For an issue that fell on Christmas Day, 1950, LIFE reported from Turkey, and with good reason. There, in a Muslim country, a team of westerners were bringing historic and long-covered Christian mosaics back into view in the architectural marvel known as the Hagia Sophia. The restoration was a big job. The team had already been at it for 15 years when LIFE showed up, and the work continues today, even as the Hagia Sophia is visited by more than three million people every year.
The walls of the Haglia Sophia tell a story that goes beyond the compelling Christian iconography. It’s also the story of the history of a country where the cultural currents of West and East have long bumped up against each other.
Constantine, the first Roman Emperor to also call himself a Christian, established the city of Constantinople in 324 A.D., and rulers of what was known as the Byzantine Empire erected great churches decorated with elaborately constructed mosaics. No church was more impressive than the Hagia Sophia, which was built in 537 A.D. for centuries reigned as the largest house of worship on Earth.
When Turks took over Constantinople in 1453, they remade the church into a mosque, and in the process plastered over many of the mosaics with Christian themes. The building and its artworks sustained further damage over the centuries because of earthquakes, vandalism and simple neglect. Look closely at the image at the top of the story, and you’ll see how many tiles are missing from the original. Others in the story below are in worse shape.
In 1931 the Turkish government decided to turn the Hagia Sophia into a museum, and in ’35 they enlisted a team of westerners, led by the archaeologist Thomas Whittemore, born in Cambridge, Ma., to uncover and restore the original artwork.
Whittemore, above, was the founder the Byzantine Institute of America. The aim of the group, which first formed in 1930, was to study and preserve the great works of art from that era. In the photo on the left, he sits in front of mosaics depicting the journey to Egypt and the taking of the census. Wittemore died of a heart attack in 1950, in between the time that he was photographed and the LIFE story ran, but members of his team carried on the restoration work that you can see them engaged in below.

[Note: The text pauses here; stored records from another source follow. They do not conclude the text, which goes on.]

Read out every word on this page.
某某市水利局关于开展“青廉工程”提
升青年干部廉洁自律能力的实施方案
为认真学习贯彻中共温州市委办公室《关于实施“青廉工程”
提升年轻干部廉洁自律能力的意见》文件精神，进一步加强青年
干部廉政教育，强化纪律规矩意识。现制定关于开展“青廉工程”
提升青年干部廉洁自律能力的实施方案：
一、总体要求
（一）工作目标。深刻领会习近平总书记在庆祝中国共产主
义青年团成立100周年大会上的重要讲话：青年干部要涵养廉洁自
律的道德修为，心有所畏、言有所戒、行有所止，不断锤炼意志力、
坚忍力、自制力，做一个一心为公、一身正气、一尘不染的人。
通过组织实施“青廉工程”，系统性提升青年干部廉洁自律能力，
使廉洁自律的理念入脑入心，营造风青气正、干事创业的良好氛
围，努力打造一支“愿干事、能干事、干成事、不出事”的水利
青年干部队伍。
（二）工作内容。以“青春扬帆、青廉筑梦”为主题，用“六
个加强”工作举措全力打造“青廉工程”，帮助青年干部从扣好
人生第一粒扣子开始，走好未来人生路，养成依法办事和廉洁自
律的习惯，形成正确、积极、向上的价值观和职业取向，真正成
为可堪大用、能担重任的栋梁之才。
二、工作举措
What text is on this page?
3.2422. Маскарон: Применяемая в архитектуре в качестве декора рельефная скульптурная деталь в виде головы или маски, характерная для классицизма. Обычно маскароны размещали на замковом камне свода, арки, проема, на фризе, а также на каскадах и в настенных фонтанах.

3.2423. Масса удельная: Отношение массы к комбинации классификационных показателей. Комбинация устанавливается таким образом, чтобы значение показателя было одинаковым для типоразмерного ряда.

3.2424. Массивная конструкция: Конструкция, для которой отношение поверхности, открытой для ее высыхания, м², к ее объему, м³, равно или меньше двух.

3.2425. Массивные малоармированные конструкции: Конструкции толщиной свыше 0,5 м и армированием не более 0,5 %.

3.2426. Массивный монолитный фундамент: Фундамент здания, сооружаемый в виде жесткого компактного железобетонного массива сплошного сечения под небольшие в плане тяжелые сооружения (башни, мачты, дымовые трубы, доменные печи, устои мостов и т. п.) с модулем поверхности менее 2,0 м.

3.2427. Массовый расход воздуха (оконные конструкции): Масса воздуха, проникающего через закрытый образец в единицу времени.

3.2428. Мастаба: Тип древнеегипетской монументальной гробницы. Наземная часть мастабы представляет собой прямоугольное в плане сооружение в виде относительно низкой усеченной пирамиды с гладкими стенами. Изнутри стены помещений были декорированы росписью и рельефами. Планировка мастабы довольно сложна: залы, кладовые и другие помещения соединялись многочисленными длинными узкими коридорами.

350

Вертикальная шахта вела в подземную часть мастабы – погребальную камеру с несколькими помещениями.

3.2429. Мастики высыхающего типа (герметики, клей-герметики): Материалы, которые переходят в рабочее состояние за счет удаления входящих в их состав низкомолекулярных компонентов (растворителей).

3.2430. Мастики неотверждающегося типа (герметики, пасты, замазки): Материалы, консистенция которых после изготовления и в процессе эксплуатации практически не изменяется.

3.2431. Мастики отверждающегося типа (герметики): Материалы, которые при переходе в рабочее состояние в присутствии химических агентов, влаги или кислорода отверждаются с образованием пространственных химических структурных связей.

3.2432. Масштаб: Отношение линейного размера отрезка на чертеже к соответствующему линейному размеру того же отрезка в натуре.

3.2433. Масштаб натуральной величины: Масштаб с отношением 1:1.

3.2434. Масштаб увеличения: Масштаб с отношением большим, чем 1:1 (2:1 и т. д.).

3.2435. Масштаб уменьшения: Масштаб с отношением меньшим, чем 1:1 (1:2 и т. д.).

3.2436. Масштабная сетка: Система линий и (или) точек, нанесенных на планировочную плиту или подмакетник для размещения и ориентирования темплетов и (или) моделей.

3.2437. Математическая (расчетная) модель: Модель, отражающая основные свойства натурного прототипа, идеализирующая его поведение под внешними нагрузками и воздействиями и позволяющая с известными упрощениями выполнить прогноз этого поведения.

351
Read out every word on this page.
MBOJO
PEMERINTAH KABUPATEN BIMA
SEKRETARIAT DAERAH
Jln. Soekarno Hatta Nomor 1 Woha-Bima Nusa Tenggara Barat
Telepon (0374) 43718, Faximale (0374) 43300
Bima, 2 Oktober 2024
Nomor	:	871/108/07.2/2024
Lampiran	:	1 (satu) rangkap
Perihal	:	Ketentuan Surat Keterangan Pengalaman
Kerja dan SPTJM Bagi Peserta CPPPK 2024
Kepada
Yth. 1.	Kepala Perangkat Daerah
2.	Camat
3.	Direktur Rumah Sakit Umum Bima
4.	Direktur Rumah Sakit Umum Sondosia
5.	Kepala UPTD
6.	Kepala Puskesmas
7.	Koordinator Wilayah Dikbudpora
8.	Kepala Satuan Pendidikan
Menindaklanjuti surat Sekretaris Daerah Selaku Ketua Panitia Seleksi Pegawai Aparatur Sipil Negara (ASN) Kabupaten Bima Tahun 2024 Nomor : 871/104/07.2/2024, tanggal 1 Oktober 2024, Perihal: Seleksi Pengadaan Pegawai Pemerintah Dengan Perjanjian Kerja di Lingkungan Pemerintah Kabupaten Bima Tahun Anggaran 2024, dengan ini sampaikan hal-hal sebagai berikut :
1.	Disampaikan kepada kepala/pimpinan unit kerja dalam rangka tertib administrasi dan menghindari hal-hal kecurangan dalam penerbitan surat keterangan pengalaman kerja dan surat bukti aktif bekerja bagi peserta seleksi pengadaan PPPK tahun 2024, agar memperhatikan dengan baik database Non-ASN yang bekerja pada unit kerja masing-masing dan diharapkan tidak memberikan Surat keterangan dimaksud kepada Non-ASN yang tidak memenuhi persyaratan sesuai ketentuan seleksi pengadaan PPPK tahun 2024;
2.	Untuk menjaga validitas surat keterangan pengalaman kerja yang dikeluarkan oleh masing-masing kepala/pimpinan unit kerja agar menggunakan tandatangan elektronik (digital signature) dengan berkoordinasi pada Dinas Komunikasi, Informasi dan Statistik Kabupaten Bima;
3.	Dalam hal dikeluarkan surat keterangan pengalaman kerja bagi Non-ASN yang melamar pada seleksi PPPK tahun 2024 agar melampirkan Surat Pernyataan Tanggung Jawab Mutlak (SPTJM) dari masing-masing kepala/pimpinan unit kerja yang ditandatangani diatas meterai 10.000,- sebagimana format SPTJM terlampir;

The mosaics were composed of tiny tessellae, with 52,000 pieces in a square yard, placed in slow-setting plaster. The tessellae could be marble, colored stone, or glass fused with silver or gold leaf. The bottom two images show just how much of the original tile was washed away. While clearly much has been lost from the original, what remains has its own eerie power, standing as a testament to endurance.
Today the Hagia Sophia is a UNESCO World Heritage Site and a major tourist destination. While some of the original mosaics remain damaged, the interior gleams magnificently, and dazzles with its architecture as well as its history.